世界は、いまやIT産業とイノベーションの時代へと突入している。ただし、その牽引役を果たしたアメリカにおいて、そのリーダーとして君臨し続けるという国策はない。また、アメリカの産業界や政治の指導者、研究者やアナリストのなかで、アメリカにおけるイノベーションと経済的繁栄の背後にある本当の理由を理解している者はほとんどいない。
それは、豊かな天然資源のおかげでも、市場規模のおかげでもない。もちろん根っからのヤンキー気質が、この国のグローバルな競争力を1世紀以上にわたって支えてきたわけでもない。
アメリカに奇跡的な経済力をもたらした要因はたった一つである。すなわち、新しいアイデアを受け入れる寛容性である。国民の創造的なエネルギーを動員し、利用することができたのもその賜物である。

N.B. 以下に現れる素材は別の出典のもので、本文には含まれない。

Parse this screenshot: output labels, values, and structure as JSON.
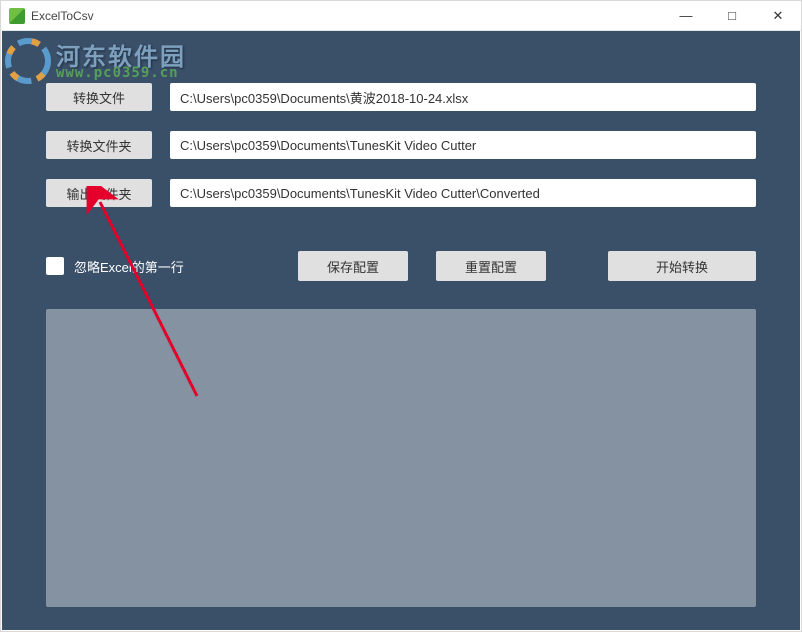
{
  "window": {
    "title": "ExcelToCsv",
    "minimize": "—",
    "maximize": "□",
    "close": "✕"
  },
  "watermark": {
    "line1": "河东软件园",
    "line2": "www.pc0359.cn"
  },
  "rows": {
    "convert_file": {
      "button": "转换文件",
      "path": "C:\\Users\\pc0359\\Documents\\黄波2018-10-24.xlsx"
    },
    "convert_folder": {
      "button": "转换文件夹",
      "path": "C:\\Users\\pc0359\\Documents\\TunesKit Video Cutter"
    },
    "output_folder": {
      "button": "输出文件夹",
      "path": "C:\\Users\\pc0359\\Documents\\TunesKit Video Cutter\\Converted"
    }
  },
  "options": {
    "ignore_first_row": "忽略Excel的第一行",
    "save_config": "保存配置",
    "reset_config": "重置配置",
    "start_convert": "开始转换"
  }
}
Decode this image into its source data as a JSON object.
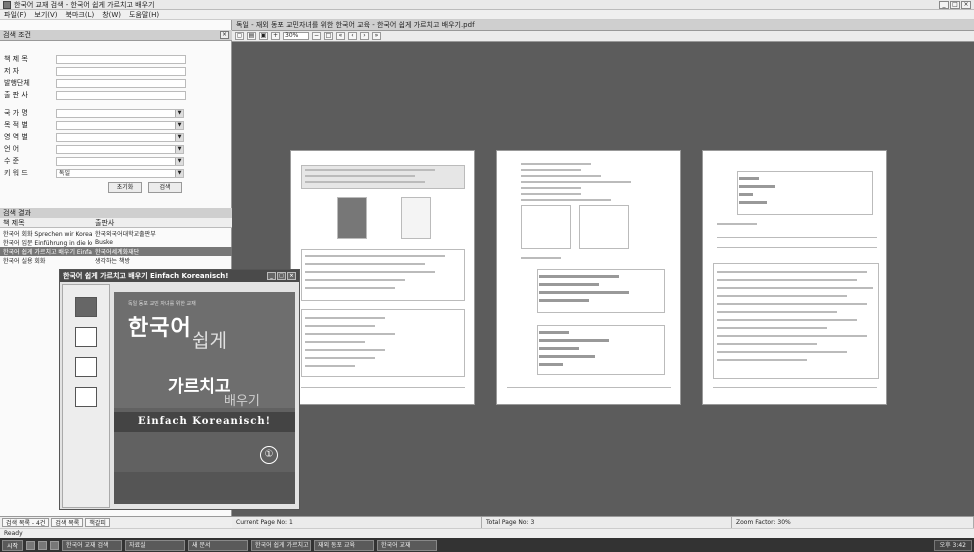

スタンフォード大学の経済学者、ポール・ローマーが以前から主張しているとおり、大きな進歩は例外なくアイデアから生まれる。そして、アイデアは天から降ってくるものではなく、人間が生み出すものである。
ソフトウエアをプログラミングしたり、製品を設計したり、新しい事業を興したりするのも、みな人間である。また、〈iPod〉や化学プラントの効率を向上させる工夫など、我々に娯楽や生産性、利便性をもたらすものもすべて、人間の創意工夫による。
事実、このような創造的活動の中心は、いまなおアメリカである。アメリカのGDP(国内総生産)は10兆ドルを超え、国内には一流大学やシリコンバレーのほか、ITやバイオテクノロジー、エンタテインメントなどのリーダー企業が数多く存在する。
ところが、これまでアメリカがほぼ独占し、経済的繁栄の原動力であったグローバルな人材プールと最先端で収益性の高いクリエイティブな能力は、世界各国に流出し始めている。
アイルランドやフィンランド、カナダ、オーストラリア、ニュージーランドを筆頭に、多くの国が高等教育に投資し、クリエイティブ人材の育成に取り組んでいる。その結果、ノキアの携帯電話から映画『ロード・オブ・ザ・リング』シリーズに至るまで、数々の優れた商品が生まれている。
これらの国の多くは、アメリカの成功例に学び、アメリカを含め、全世界から優秀な人材を集めることに積極的だ。新たに台頭してきたこれらの国が、クリエイティブ人材の2~5%程度をアメリカから奪い去ると仮定しただけでも、アメリカ経済に及ぼす影響は深刻である。